Conclusion : Mobile first
Ça n’est pas du lâcher de buzzword gratuit mais bien une adaptation à la manière dont nos utilisateurs utilisent nos sites, qu’ils soient en situation de mobilité, dans un pays lointain ou qu’ils fassent partie des 20% de français avec moins de 2Mb/s.
Le mobile first est l’héritier de la pensée « amélioration progressive » : délivrons très rapidement la promesse initiale, chargeons les fonctionnalité supplémentaires après et en fonction des capacités du client. Cela oblige à se poser la vraie question : quelles sont les priorités de chaque page ?
Cela s’intègre parfaitement avec un processus de conception moderne où designer et intégrateur web passent pas mal de temps l’un à côté de l’autre pour fignoler les maquettes sur les mobiles.
Nous avons évoqué une palanquée de techniques : certaines sont connues depuis bientôt 10 ans, beaucoup émergent et certaines sont devenues dangereuses.
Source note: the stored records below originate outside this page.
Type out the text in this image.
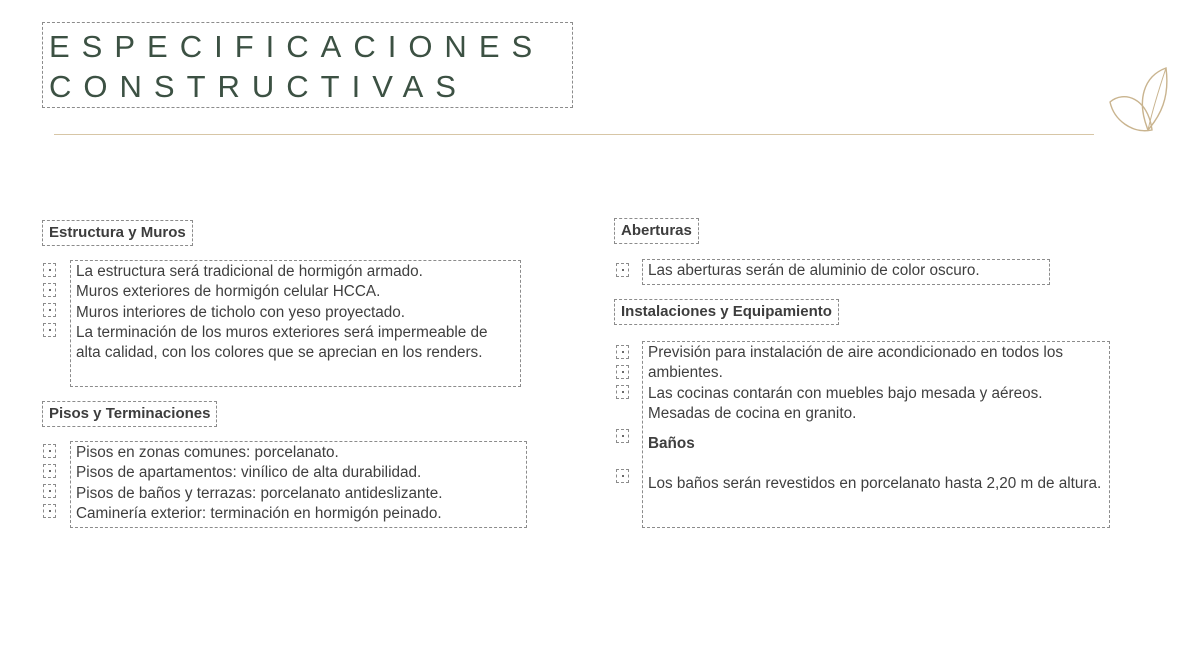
ESPECIFICACIONES
CONSTRUCTIVAS
Estructura y Muros
La estructura será tradicional de hormigón armado.
Muros exteriores de hormigón celular HCCA.
Muros interiores de ticholo con yeso proyectado.
La terminación de los muros exteriores será impermeable de alta calidad, con los colores que se aprecian en los renders.
Pisos y Terminaciones
Pisos en zonas comunes: porcelanato.
Pisos de apartamentos: vinílico de alta durabilidad.
Pisos de baños y terrazas: porcelanato antideslizante.
Caminería exterior: terminación en hormigón peinado.
Aberturas
Las aberturas serán de aluminio de color oscuro.
Instalaciones y Equipamiento
Previsión para instalación de aire acondicionado en todos los ambientes.
Las cocinas contarán con muebles bajo mesada y aéreos.
Mesadas de cocina en granito.
Baños
Los baños serán revestidos en porcelanato hasta 2,20 m de altura.
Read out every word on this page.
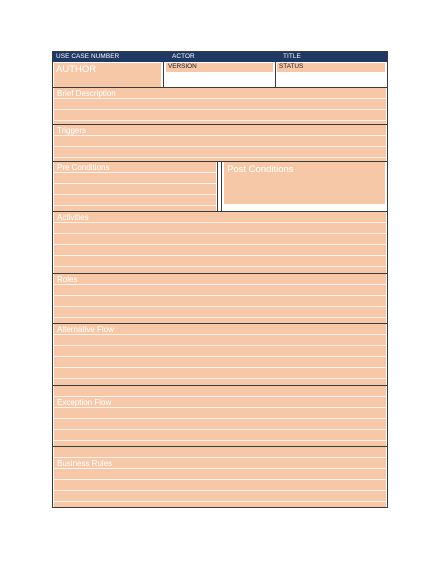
USE CASE NUMBER	ACTOR	TITLE
AUTHOR	VERSION	STATUS
Brief Description
Triggers
Pre Conditions	Post Conditions
Activities
Roles
Alternative Flow
Exception Flow
Business Rules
Toutes répondent à une situation particulière donc c’est à vous de tester ce qui marche ou pas, page à page.
Le processus de travail est presque aussi important que les techniques individuelles : la communication et l’effort de groupe sont vitaux pour maintenir la qualité à travers le temps. Sans monitoring ou automatisation des déploiements cela va rester amateur et pénible. Sans soutien hiérarchique du client (interne, externe, hiérarchique, bref celui qui vous paye) vous n’irez pas bien loin seul. Ou pire vous serez frustré par ce métier pourtant formidable qui est le nôtre.
10 commentaires sur cet article
MoOx, le 12 décembre 2014 à 9:03
Article intéressant. Cela dit une chose me fait bondir de ma chaise (même si en même temps je ne suis pas expert en perfs)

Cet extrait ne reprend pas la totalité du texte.